The US Federal Reserve began raising the rate in the spring of 2022, but at that time, this indicator was at historically low levels, less than half a percent. When inflation in the US reached a peak of 9.1% in July 2022, the Fed had been regularly raising its interest rate for several months, but it only reached 1.63% that month.

Subsequently, inflation in the US began to slow down gradually, but the Fed continued to raise the rate, reaching 5.33% in August 2023. In that month, inflation was 3.7% annually. In other words, inflation was steadily moving towards the target repeatedly announced by Fed Chair Jerome Powell, namely, 2% annually. From September 2023, the Fed stopped raising its interest rate, which remains at 5.33%, with the prospect of waiting a bit longer and starting to decline from 2024, finally.

The most powerful competitor in these races for the Fed is the European Central Bank, which currently holds the main rate at 4.5%. This level was set in September and has not changed since. At the beginning of the campaign to combat inflation, in July 2022, the ECB's main rate was zero. Then there was an increase. When the maximum inflation of 10.6% occurred in October 2022, the ECB still kept the rate at 1.25%. Then it gradually increased until the rate reached 4.5% in September, where it remains for now. And this proved to be enough for inflation in the Eurozone to decrease to 2.9% annually in October, after 4.3% in September.

In the Bank of England, the increase in the interest rate occurred slightly faster. Exactly two years ago, its rate was only 0.1%. Like other central banks, the Bank of England stimulated economic recovery after the crisis caused by COVID-19. And gradually, in small steps, the Bank of England raised the rate to 5.25 at the beginning of August 2023 when inflation was 6.8% annually. After that, inflation in the UK decreased to 4.6% annually, and the interest rate remains unchanged.

PHOTO: Federal Reserve Chair Jerome Powell visited Spelman College on December 1 to participate in a fireside chat with college president Helen Gayle in Atlanta, Georgia. There, he hinted at the possibility of a monetary policy easing. SOURCE: Federal Reserve


What's It All Worth?

All three global central banks are set on reducing inflation to an annual 2%, while maintaining an acceptable level of unemployment. Currently, the unemployment rate is quite low in the US (3.9%), the UK (4.2%), and slightly higher in EU countries (6%).

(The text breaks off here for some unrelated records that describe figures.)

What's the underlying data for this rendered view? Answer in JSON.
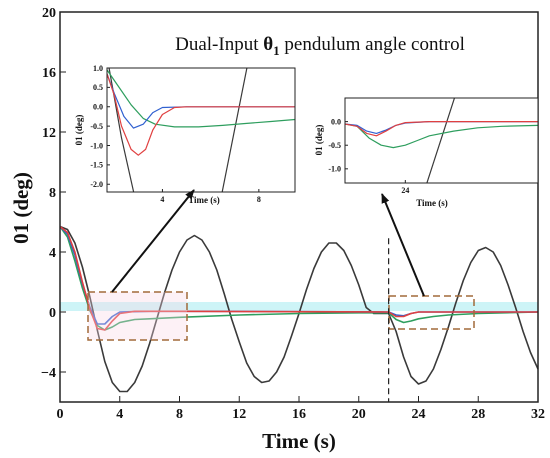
{
  "chart_data": [
    {
      "id": "main",
      "type": "line",
      "title": "Dual-Input θ1 pendulum angle control",
      "title_prefix": "Dual-Input ",
      "title_theta": "θ",
      "title_sub": "1",
      "title_suffix": " pendulum angle control",
      "xlabel": "Time (s)",
      "ylabel": "01 (deg)",
      "xlim": [
        0,
        32
      ],
      "ylim": [
        -6,
        20
      ],
      "xticks": [
        0,
        4,
        8,
        12,
        16,
        20,
        24,
        28,
        32
      ],
      "yticks": [
        -4,
        0,
        4,
        8,
        12,
        16,
        20
      ],
      "ytick_labels": [
        "−4",
        "0",
        "4",
        "8",
        "12",
        "16",
        "20"
      ],
      "grid": false,
      "legend": "none",
      "vline_x": 22,
      "series": [
        {
          "color": "#3a3a3a",
          "points": [
            [
              0,
              5.7
            ],
            [
              0.5,
              5.5
            ],
            [
              1,
              4.6
            ],
            [
              1.5,
              3.0
            ],
            [
              2,
              1.0
            ],
            [
              2.5,
              -1.2
            ],
            [
              3,
              -3.3
            ],
            [
              3.5,
              -4.7
            ],
            [
              4,
              -5.3
            ],
            [
              4.5,
              -5.3
            ],
            [
              5,
              -4.7
            ],
            [
              5.5,
              -3.6
            ],
            [
              6,
              -2.1
            ],
            [
              6.5,
              -0.4
            ],
            [
              7,
              1.3
            ],
            [
              7.5,
              2.8
            ],
            [
              8,
              4.0
            ],
            [
              8.5,
              4.8
            ],
            [
              9,
              5.1
            ],
            [
              9.5,
              4.8
            ],
            [
              10,
              4.0
            ],
            [
              10.5,
              2.8
            ],
            [
              11,
              1.2
            ],
            [
              11.5,
              -0.5
            ],
            [
              12,
              -2.0
            ],
            [
              12.5,
              -3.4
            ],
            [
              13,
              -4.3
            ],
            [
              13.5,
              -4.7
            ],
            [
              14,
              -4.6
            ],
            [
              14.5,
              -4.0
            ],
            [
              15,
              -3.0
            ],
            [
              15.5,
              -1.6
            ],
            [
              16,
              -0.1
            ],
            [
              16.5,
              1.5
            ],
            [
              17,
              2.9
            ],
            [
              17.5,
              4.0
            ],
            [
              18,
              4.6
            ],
            [
              18.5,
              4.6
            ],
            [
              19,
              4.1
            ],
            [
              19.5,
              3.1
            ],
            [
              20,
              1.8
            ],
            [
              20.5,
              0.3
            ],
            [
              21,
              -0.1
            ],
            [
              21.5,
              -0.1
            ],
            [
              22,
              -0.1
            ],
            [
              22.5,
              -1.3
            ],
            [
              23,
              -3.0
            ],
            [
              23.5,
              -4.3
            ],
            [
              24,
              -4.8
            ],
            [
              24.5,
              -4.6
            ],
            [
              25,
              -3.8
            ],
            [
              25.5,
              -2.5
            ],
            [
              26,
              -1.0
            ],
            [
              26.5,
              0.6
            ],
            [
              27,
              2.1
            ],
            [
              27.5,
              3.3
            ],
            [
              28,
              4.1
            ],
            [
              28.5,
              4.3
            ],
            [
              29,
              4.0
            ],
            [
              29.5,
              3.1
            ],
            [
              30,
              1.8
            ],
            [
              30.5,
              0.3
            ],
            [
              31,
              -1.3
            ],
            [
              31.5,
              -2.7
            ],
            [
              32,
              -3.8
            ]
          ]
        },
        {
          "color": "#2e9e5e",
          "points": [
            [
              0,
              5.7
            ],
            [
              0.5,
              5.0
            ],
            [
              1,
              3.4
            ],
            [
              1.5,
              1.6
            ],
            [
              2,
              0.1
            ],
            [
              2.5,
              -0.9
            ],
            [
              3,
              -1.2
            ],
            [
              3.5,
              -1.0
            ],
            [
              4,
              -0.7
            ],
            [
              5,
              -0.5
            ],
            [
              6,
              -0.45
            ],
            [
              8,
              -0.35
            ],
            [
              12,
              -0.2
            ],
            [
              16,
              -0.1
            ],
            [
              20,
              -0.05
            ],
            [
              22,
              -0.05
            ],
            [
              22.5,
              -0.5
            ],
            [
              23,
              -0.7
            ],
            [
              23.5,
              -0.6
            ],
            [
              24,
              -0.45
            ],
            [
              25,
              -0.3
            ],
            [
              26,
              -0.2
            ],
            [
              28,
              -0.1
            ],
            [
              32,
              0
            ]
          ]
        },
        {
          "color": "#3060d0",
          "points": [
            [
              0,
              5.7
            ],
            [
              0.5,
              5.2
            ],
            [
              1,
              3.8
            ],
            [
              1.5,
              1.9
            ],
            [
              2,
              0.3
            ],
            [
              2.5,
              -0.8
            ],
            [
              3,
              -0.8
            ],
            [
              3.5,
              -0.3
            ],
            [
              4,
              0
            ],
            [
              6,
              0.05
            ],
            [
              10,
              0.05
            ],
            [
              16,
              0.02
            ],
            [
              22,
              0.0
            ],
            [
              22.5,
              -0.2
            ],
            [
              23,
              -0.25
            ],
            [
              23.5,
              -0.1
            ],
            [
              24,
              0
            ],
            [
              32,
              0
            ]
          ]
        },
        {
          "color": "#e04040",
          "points": [
            [
              0,
              5.7
            ],
            [
              0.5,
              5.3
            ],
            [
              1,
              4.0
            ],
            [
              1.5,
              2.0
            ],
            [
              2,
              0.2
            ],
            [
              2.5,
              -1.1
            ],
            [
              3,
              -1.2
            ],
            [
              3.5,
              -0.6
            ],
            [
              4,
              -0.1
            ],
            [
              5,
              0.05
            ],
            [
              8,
              0.05
            ],
            [
              16,
              0.02
            ],
            [
              22,
              0.0
            ],
            [
              22.5,
              -0.3
            ],
            [
              23,
              -0.3
            ],
            [
              23.5,
              -0.1
            ],
            [
              24,
              0
            ],
            [
              32,
              0
            ]
          ]
        }
      ]
    },
    {
      "id": "inset1",
      "type": "line",
      "xlabel": "Time (s)",
      "ylabel": "01 (deg)",
      "xlim": [
        1.7,
        9.5
      ],
      "ylim": [
        -2.2,
        1.0
      ],
      "xticks": [
        4,
        8
      ],
      "yticks": [
        1.0,
        0.5,
        0.0,
        -0.5,
        -1.0,
        -1.5,
        -2.0
      ],
      "ytick_labels": [
        "1.0",
        "0.5",
        "0.0",
        "-0.5",
        "-1.0",
        "-1.5",
        "-2.0"
      ],
      "series": [
        {
          "color": "#3a3a3a",
          "points": [
            [
              1.7,
              1.3
            ],
            [
              2.3,
              -0.8
            ],
            [
              2.95,
              -2.6
            ]
          ]
        },
        {
          "color": "#3a3a3a",
          "points": [
            [
              6.35,
              -2.6
            ],
            [
              7.6,
              1.3
            ]
          ]
        },
        {
          "color": "#2e9e5e",
          "points": [
            [
              1.7,
              0.95
            ],
            [
              2.2,
              0.5
            ],
            [
              2.7,
              0.05
            ],
            [
              3.2,
              -0.3
            ],
            [
              3.7,
              -0.45
            ],
            [
              4.5,
              -0.52
            ],
            [
              5.5,
              -0.52
            ],
            [
              6.5,
              -0.48
            ],
            [
              7.5,
              -0.43
            ],
            [
              8.5,
              -0.38
            ],
            [
              9.5,
              -0.33
            ]
          ]
        },
        {
          "color": "#3060d0",
          "points": [
            [
              1.7,
              0.85
            ],
            [
              2.0,
              0.35
            ],
            [
              2.4,
              -0.25
            ],
            [
              2.8,
              -0.55
            ],
            [
              3.2,
              -0.45
            ],
            [
              3.6,
              -0.15
            ],
            [
              4.0,
              -0.02
            ],
            [
              5,
              0
            ],
            [
              9.5,
              0
            ]
          ]
        },
        {
          "color": "#e04040",
          "points": [
            [
              1.7,
              0.85
            ],
            [
              2.0,
              0.3
            ],
            [
              2.3,
              -0.5
            ],
            [
              2.7,
              -1.1
            ],
            [
              3.0,
              -1.25
            ],
            [
              3.3,
              -1.1
            ],
            [
              3.6,
              -0.6
            ],
            [
              4.0,
              -0.2
            ],
            [
              4.5,
              -0.02
            ],
            [
              5,
              0
            ],
            [
              9.5,
              0
            ]
          ]
        }
      ]
    },
    {
      "id": "inset2",
      "type": "line",
      "xlabel": "Time (s)",
      "ylabel": "01 (deg)",
      "xlim": [
        21.5,
        29.5
      ],
      "ylim": [
        -1.3,
        0.5
      ],
      "xticks": [
        24
      ],
      "yticks": [
        0.0,
        -0.5,
        -1.0
      ],
      "ytick_labels": [
        "0.0",
        "-0.5",
        "-1.0"
      ],
      "series": [
        {
          "color": "#3a3a3a",
          "points": [
            [
              24.8,
              -1.45
            ],
            [
              26.1,
              0.6
            ]
          ]
        },
        {
          "color": "#2e9e5e",
          "points": [
            [
              21.5,
              -0.05
            ],
            [
              22,
              -0.1
            ],
            [
              22.5,
              -0.35
            ],
            [
              23,
              -0.5
            ],
            [
              23.5,
              -0.55
            ],
            [
              24,
              -0.5
            ],
            [
              24.5,
              -0.4
            ],
            [
              25,
              -0.3
            ],
            [
              26,
              -0.2
            ],
            [
              27,
              -0.13
            ],
            [
              28,
              -0.1
            ],
            [
              29.5,
              -0.08
            ]
          ]
        },
        {
          "color": "#3060d0",
          "points": [
            [
              21.5,
              -0.05
            ],
            [
              22,
              -0.08
            ],
            [
              22.4,
              -0.2
            ],
            [
              22.8,
              -0.25
            ],
            [
              23.2,
              -0.18
            ],
            [
              23.6,
              -0.08
            ],
            [
              24,
              -0.03
            ],
            [
              25,
              0
            ],
            [
              29.5,
              0
            ]
          ]
        },
        {
          "color": "#e04040",
          "points": [
            [
              21.5,
              -0.05
            ],
            [
              22,
              -0.1
            ],
            [
              22.4,
              -0.25
            ],
            [
              22.8,
              -0.3
            ],
            [
              23.2,
              -0.2
            ],
            [
              23.6,
              -0.08
            ],
            [
              24,
              -0.02
            ],
            [
              25,
              0
            ],
            [
              29.5,
              0
            ]
          ]
        }
      ]
    }
  ]
}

So, in principle, central banks, at least in the US and the UK, have the ability to pursue a tight monetary policy for further inflation suppression. But it's not all that straightforward. Economic processes are rather inert. The situation suggests that the inflation target may be achieved as early as the first quarter of 2024. However, accumulating issues might lead to economic slowdowns and unemployment due to high rates.

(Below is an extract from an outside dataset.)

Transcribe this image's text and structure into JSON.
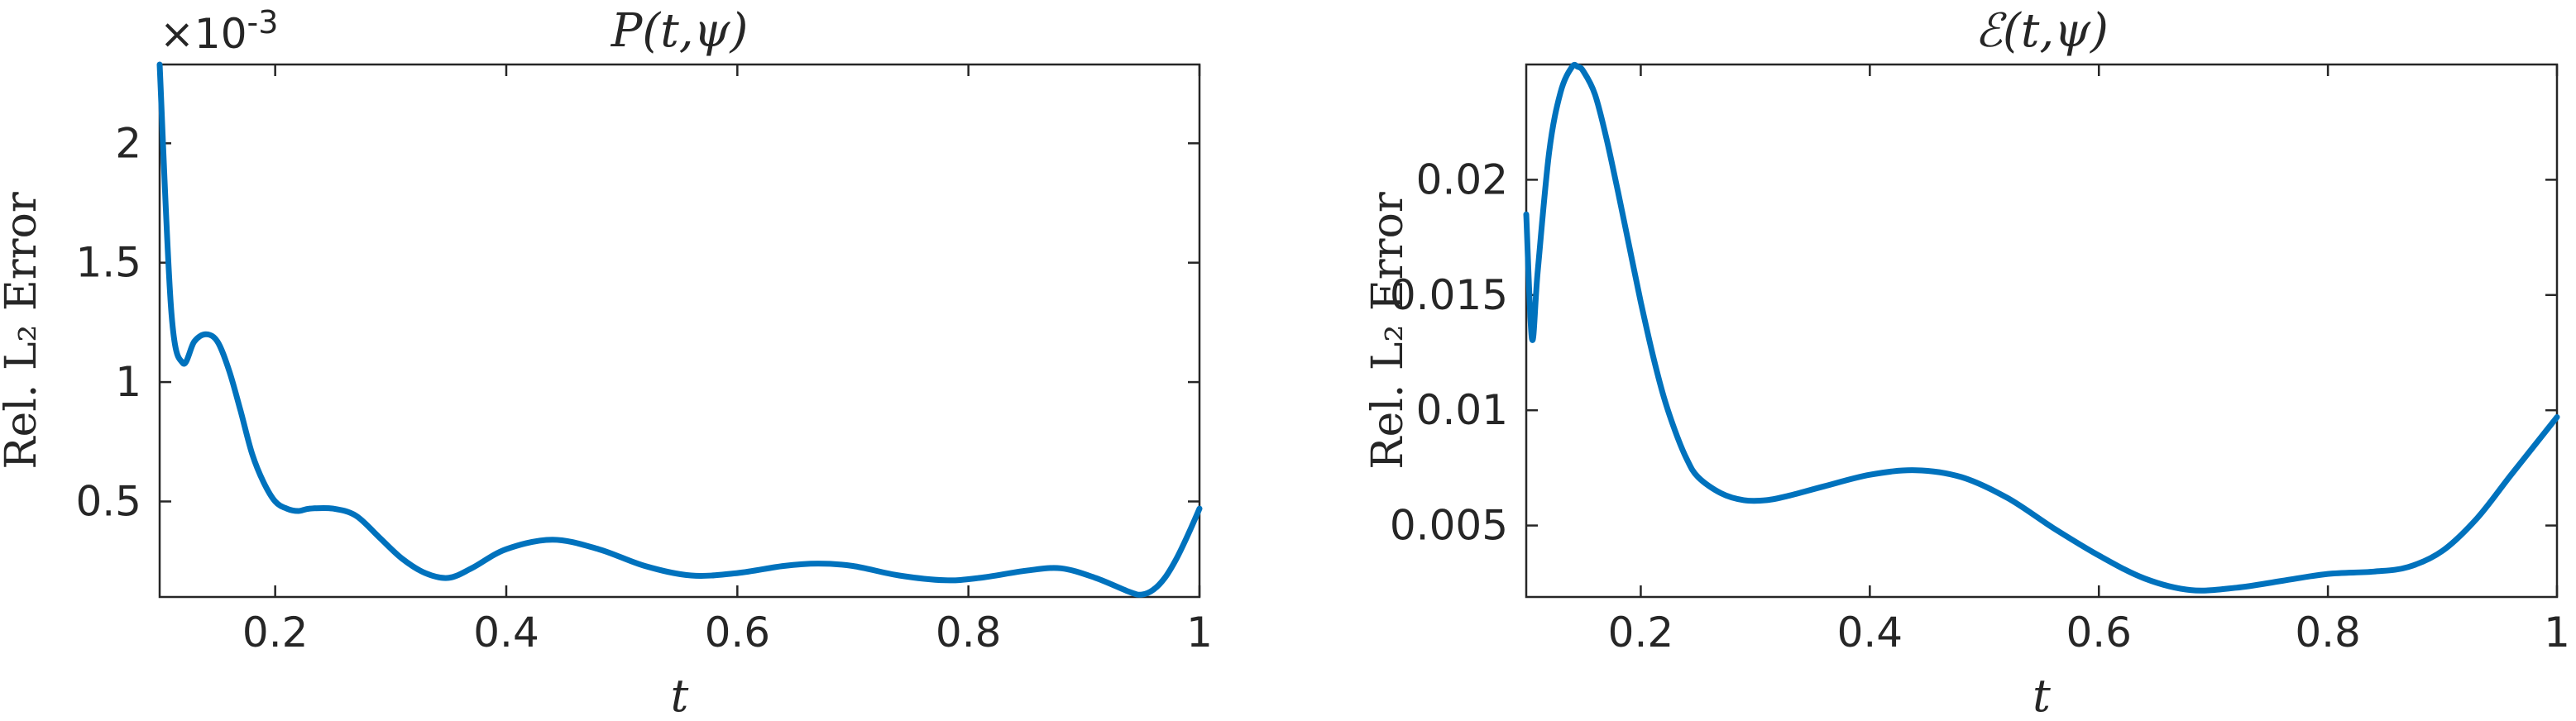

Moreover, high rates significantly irk the average citizen. The cost of mortgage loans and any loans is currently exorbitant. Excessively high credit rates, by the way, indirectly impact prices. So now, central bank heads are treading carefully, but explaining the persistence of elevated rates becomes increasingly challenging.

Of course, no one will preemptively disclose their plans, but the majority of analysts believe that a timeout has been taken in rate hikes, and reductions can be expected next year.

The latest statement from the head of the Federal Reserve (Fed), Jerome Powell, was on December 1, and here's what he said: "The FOMC is strongly committed to bringing inflation down to 2 percent over time, and to keeping policy restrictive until we are confident that inflation is on a path to that objective. It would be premature to conclude with confidence that we have achieved a sufficiently restrictive stance, or to speculate on when policy might ease. We are prepared to tighten policy further if it becomes appropriate to do so." Perhaps not the most definitive statement, but it was enough for traders and investors to drive gold and bitcoin to record levels on the first day after the weekend. In other words, they are betting on a softer monetary policy, but one will not be right now.